There will never be a perfect time. There is always going to be something in the way, some reason to hold off another week or another month. A big part of lasting change is learning how to roll with the punches and make the most of your current situation.
16. “I’m too busy to eat a nutritious diet” is not a valid excuse.
We’re all busy; we all have the same 24 hours in a day. Take the time to prepare your foods in bulk if you need to. Invest in a slow cooker, pre-chop your veggies (or purchase them already good to go), and cook up a mound of rice. At the very least, you should always have some readily available protein sources on hand in your fridge.
17. Supplements are by and large overrated.
Spending hundreds of dollars on fat burners and neglecting your actual diet is majoring in the minors. Fish oil, multivitamin, vitamin D, maybe some magnesium and creatine monohydrate – good. Branched chain amino acids can also be beneficial. You can save your money on just about everything else.
18. Junk food should comprise only a small component of your diet.
Macronutrients matter, yes, but so do micronutrients. My recommendation is to allow at max 20% of your daily calories for treats.
19. No, purchasing healthy food is not expensive.
Actually, it’s an incredibly smart investment compared to the colossal medical bills you may have to face later down the road if you don’t eat properly.

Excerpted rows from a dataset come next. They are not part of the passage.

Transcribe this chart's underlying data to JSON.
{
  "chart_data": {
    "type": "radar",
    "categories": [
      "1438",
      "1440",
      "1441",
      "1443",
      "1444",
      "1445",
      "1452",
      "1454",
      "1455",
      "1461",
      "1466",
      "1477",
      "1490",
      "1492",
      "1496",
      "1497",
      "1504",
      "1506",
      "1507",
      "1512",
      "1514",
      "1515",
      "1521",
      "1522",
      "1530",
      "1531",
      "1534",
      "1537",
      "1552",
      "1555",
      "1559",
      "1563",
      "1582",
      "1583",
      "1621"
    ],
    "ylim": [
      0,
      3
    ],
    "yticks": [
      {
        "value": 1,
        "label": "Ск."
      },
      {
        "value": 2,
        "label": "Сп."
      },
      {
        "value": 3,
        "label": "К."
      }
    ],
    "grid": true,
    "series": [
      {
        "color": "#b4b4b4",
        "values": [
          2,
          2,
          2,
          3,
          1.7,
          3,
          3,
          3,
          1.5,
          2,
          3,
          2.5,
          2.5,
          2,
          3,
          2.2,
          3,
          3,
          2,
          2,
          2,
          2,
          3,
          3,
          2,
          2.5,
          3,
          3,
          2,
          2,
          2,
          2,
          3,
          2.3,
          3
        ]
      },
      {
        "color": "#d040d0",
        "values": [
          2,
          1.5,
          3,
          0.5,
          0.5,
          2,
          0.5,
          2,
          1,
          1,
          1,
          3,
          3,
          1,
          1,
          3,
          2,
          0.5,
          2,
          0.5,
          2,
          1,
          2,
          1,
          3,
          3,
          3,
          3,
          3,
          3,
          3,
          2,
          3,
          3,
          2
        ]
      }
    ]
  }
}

20. Dairy is good for you.
Fruit is good for you. Even alcohol – in moderation – has health benefits. There’s no reason to be avoiding any of these things unless they give you explosive diarrhea or make you break out in hives (ie. you have a food allergy or intolerance).
21. Fats don’t make you fat.
Your body needs them to function.
22. The more physically active you are in your daily life, the more carbohydrates your body is going to need.
Don’t be afraid of them. Fruit is not evil. Jasmine rice is your friend.
23. Just because it’s organic doesn’t mean you can eat as much as of it as you want.
Guess what? Organic chips are still chips! And the calories absolutely still count. Sorry to burst your bubble.
24. You can have it all, just not all at once.
There’s no reason to ever feel the fear of missing out when it comes to food (better known as food FOMO). Just because there’s cheesecake sitting in front of you doesn’t mean that you can’t have any of it, and at the same time, there’s no need to inhale the whole thing just to feel like you made the most out of your experience. (Because after all, how is eating yourself to the point of sickness a good time?)
25. Make one small change at a time.
A survey from not long ago revealed that many Americans actually find doing their taxes easier than figuring out how to eat a healthy diet. It’s really. not. that. complicated. If you’re feeling overwhelmed, start with just one thing – maybe get in your fish oil capsules every morning. Then focus on squeezing in more protein to your first meal of the day. Then once you’ve mastered that, swap out that mid-afternoon cookie for a protein shake. Little by little becomes a lot.